= Attacco =

Short musical phrase treated as a point of imitation

In music, attacco (from Italian attaccare 'to unite, to bind together') indicates a short phrase, treated as a point of imitation; and employed, either as the subject of a fugue, as a subordinate element introduced for the purpose of increasing the interest of its development, as a leading feature in a motet, madrigal, full anthem, or other choral composition, or as a means of relieving the monotony of an otherwise too homogeneous part-song.

Attacco (It.) (Lit., a binding together.) A 'point' of imitation—that is, any short passage or figure proposed for treatment by imitation.
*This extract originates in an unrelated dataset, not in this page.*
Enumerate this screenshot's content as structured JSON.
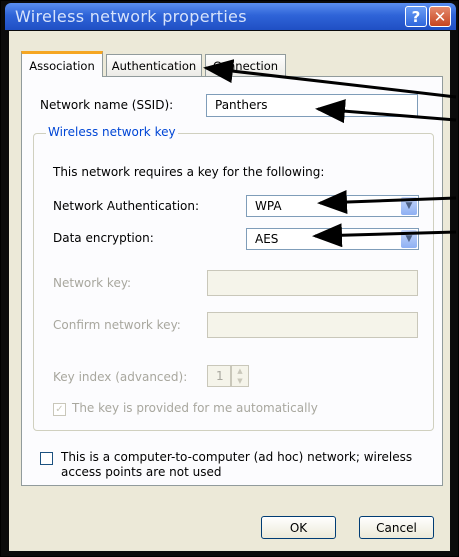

In fugues the attacco is often made from a fragment of the subject or of the andamento, but is sometimes quite independent.

A striking instance of an attacco used as the subject of a fugue is J. S. Bach's The Well-Tempered Clavier, No. 27.

When used merely as an accessory, it almost always represents a fragment of the true subject; as in this passage from "Ye House of Gilead," from Handel's Jephtha.

In the madrigal and motet, a new attacco is usually introduced with each new paragraph of the verbal text; in the glee, properly so called, the part played by the attacco is less important; while in part-songs, its appearance as a prominent feature is still less frequent. It can, however, be found in John Wall Callcott's "Go, plaintive Breeze," in Felix Mendelssohn's four-part Lied Türkisches Schenkenlied: Setze mir nicht, du Grobian.